Bringing Big Tech To Heel By Having Small Tech; Was DEI A ZIRP?
Bringing Big Tech To Heel By Having Small Tech; Was DEI A ZIRP?
Tech regulation proponents in the US Senate recently met with their EU counterparts to discuss the success of European regulations in bringing Big Tech under control. One key difference between the US and Europe is how data privacy regulations are treated. While Europe sees them as “human rights” cases, the US considers them under “consumer protection,” giving more weight to economic growth. This has led to a significant decrease in tech investments in Europe. Additionally, companies are facing a choice between maintaining their diversity, equity, and inclusion (DEI) efforts or facing potential lawsuits. Despite some blowback, most companies have stood by their DEI programs.
The Impact of Tech Regulation and Decreased Investments
European tech companies have seen a decline in investments, with the entire tech sector’s market cap dropping from $3.1 trillion to $2.7 trillion in 2022. This decrease is attributed to tech investors pulling back from European investments. Companies like Apple, Microsoft, Amazon, and Google are now surpassing the market cap of all European tech companies combined. The difference in approach to tech regulation and data privacy between Europe and the US has played a role in this shift.
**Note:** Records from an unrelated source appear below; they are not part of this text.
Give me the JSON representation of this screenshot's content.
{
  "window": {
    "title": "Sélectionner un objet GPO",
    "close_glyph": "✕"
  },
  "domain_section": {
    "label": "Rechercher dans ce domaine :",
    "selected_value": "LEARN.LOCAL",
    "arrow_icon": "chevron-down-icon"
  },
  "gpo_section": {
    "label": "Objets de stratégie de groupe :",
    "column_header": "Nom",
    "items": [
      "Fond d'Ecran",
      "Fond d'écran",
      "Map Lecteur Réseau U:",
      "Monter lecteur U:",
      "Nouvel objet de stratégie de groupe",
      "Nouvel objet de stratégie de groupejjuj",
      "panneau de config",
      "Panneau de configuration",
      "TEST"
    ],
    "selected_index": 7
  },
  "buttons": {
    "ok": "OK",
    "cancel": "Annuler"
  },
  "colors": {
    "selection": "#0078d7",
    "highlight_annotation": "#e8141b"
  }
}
Challenges of Diversity, Equity, and Inclusion (DEI) Programs
Companies are facing challenges in maintaining their DEI efforts due to potential lawsuits and pressure from conservative groups. Some companies, like Amazon and Starbucks, are already facing suits over their diversity requirements for contractors. While most companies have chosen to stand by their DEI programs, there is a fragile progress in this area. Recent marketing campaigns by Target and Bud Light targeting LGBTQ+ and younger, diverse customers faced blowback, leading to backtracking and pulling related content.